# firewall intrusion alert



## okeee (May 14, 2006)

I use Agnitum Outpost and all of a sudden I received this message:

17:14:26 Intruder blocked Rst attack detected from 211.210.231.163 -> 211.210.231.163

I'm quite worried, does this mean that someone tried to hack the pc, and the firewall prevented it? Do I need to take some action?


----------



## A-Nick4me (Jul 31, 2006)

okeee said:


> I'm quite worried, does this mean that someone tried to hack the pc, and the firewall prevented it? Do I need to take some action?

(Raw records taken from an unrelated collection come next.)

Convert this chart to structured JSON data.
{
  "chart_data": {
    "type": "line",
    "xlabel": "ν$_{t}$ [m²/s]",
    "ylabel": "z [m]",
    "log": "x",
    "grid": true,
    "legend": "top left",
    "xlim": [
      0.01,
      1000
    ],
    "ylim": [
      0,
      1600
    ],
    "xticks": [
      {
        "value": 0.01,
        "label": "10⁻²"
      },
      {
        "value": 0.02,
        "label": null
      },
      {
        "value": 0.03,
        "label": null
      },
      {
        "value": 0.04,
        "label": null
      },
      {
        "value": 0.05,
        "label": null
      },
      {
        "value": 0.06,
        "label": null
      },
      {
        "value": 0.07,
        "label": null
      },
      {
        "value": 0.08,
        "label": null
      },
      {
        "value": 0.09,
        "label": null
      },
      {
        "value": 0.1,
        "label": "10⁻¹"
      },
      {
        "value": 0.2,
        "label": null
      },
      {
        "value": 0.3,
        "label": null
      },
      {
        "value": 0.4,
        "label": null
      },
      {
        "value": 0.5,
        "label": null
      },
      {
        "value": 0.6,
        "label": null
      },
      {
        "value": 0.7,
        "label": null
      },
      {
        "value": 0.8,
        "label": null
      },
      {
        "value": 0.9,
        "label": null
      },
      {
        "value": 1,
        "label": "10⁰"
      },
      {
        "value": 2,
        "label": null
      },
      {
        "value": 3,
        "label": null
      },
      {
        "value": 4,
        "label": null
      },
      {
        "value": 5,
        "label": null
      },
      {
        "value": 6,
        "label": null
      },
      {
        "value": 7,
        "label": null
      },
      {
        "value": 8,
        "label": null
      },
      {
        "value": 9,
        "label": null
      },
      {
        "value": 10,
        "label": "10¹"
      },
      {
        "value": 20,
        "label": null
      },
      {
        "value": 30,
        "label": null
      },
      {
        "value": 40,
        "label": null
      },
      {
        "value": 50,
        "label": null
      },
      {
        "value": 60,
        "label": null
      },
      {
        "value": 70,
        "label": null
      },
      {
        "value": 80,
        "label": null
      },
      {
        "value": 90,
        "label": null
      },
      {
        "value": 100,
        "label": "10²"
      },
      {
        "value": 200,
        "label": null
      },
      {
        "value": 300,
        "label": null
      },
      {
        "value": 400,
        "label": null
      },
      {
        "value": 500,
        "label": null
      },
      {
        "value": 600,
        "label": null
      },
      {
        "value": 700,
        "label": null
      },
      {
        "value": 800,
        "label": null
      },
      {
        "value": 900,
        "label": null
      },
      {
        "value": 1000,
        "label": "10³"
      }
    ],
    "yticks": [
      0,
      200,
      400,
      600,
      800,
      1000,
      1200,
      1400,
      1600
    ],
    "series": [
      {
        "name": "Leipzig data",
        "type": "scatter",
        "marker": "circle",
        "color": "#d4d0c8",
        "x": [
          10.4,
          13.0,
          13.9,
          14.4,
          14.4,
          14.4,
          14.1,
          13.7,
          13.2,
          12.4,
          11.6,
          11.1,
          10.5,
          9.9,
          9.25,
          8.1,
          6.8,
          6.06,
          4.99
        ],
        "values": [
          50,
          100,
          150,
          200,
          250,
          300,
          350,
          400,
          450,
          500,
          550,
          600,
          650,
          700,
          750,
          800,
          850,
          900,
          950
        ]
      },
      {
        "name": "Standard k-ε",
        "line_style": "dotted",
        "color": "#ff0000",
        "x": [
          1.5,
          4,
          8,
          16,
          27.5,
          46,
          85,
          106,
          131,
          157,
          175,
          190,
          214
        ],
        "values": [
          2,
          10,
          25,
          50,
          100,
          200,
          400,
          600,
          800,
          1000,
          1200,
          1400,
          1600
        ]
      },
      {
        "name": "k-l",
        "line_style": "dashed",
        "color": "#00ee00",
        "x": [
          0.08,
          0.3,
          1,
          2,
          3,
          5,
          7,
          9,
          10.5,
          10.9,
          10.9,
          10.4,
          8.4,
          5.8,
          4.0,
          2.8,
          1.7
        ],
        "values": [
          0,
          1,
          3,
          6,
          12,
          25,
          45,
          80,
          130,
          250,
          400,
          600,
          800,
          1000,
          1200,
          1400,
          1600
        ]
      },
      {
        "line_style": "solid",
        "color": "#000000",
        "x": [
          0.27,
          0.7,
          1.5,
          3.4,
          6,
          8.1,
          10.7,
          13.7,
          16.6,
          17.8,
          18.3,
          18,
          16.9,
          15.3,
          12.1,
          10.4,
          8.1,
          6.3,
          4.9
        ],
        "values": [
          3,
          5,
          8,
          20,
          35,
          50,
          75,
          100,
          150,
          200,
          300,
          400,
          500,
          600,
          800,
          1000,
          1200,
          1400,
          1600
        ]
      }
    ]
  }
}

If a hacker attempted to access your computer (which may or may not be the situation).... Is that not one of the main reasons for installing a firewall?
However there might be cause, or some wisdom in worrying if you did not have a firewall installed.


----------



## johnwill (Sep 26, 2002)

If you enable firelwall logging, you'll get these all the time. The ones you have to worry about are the ones that the firewall *doesn't* announce! :grin:


----------



## okeee (May 14, 2006)

can IP be changed, so that it seems that the IP is from somewhere else? Such as, someone in Sweden changing his IP-adres in an IP-adres from Korea, so that he can't be tracked?


----------



## johnwill (Sep 26, 2002)

If they go through proxy servers, it's possible.


----------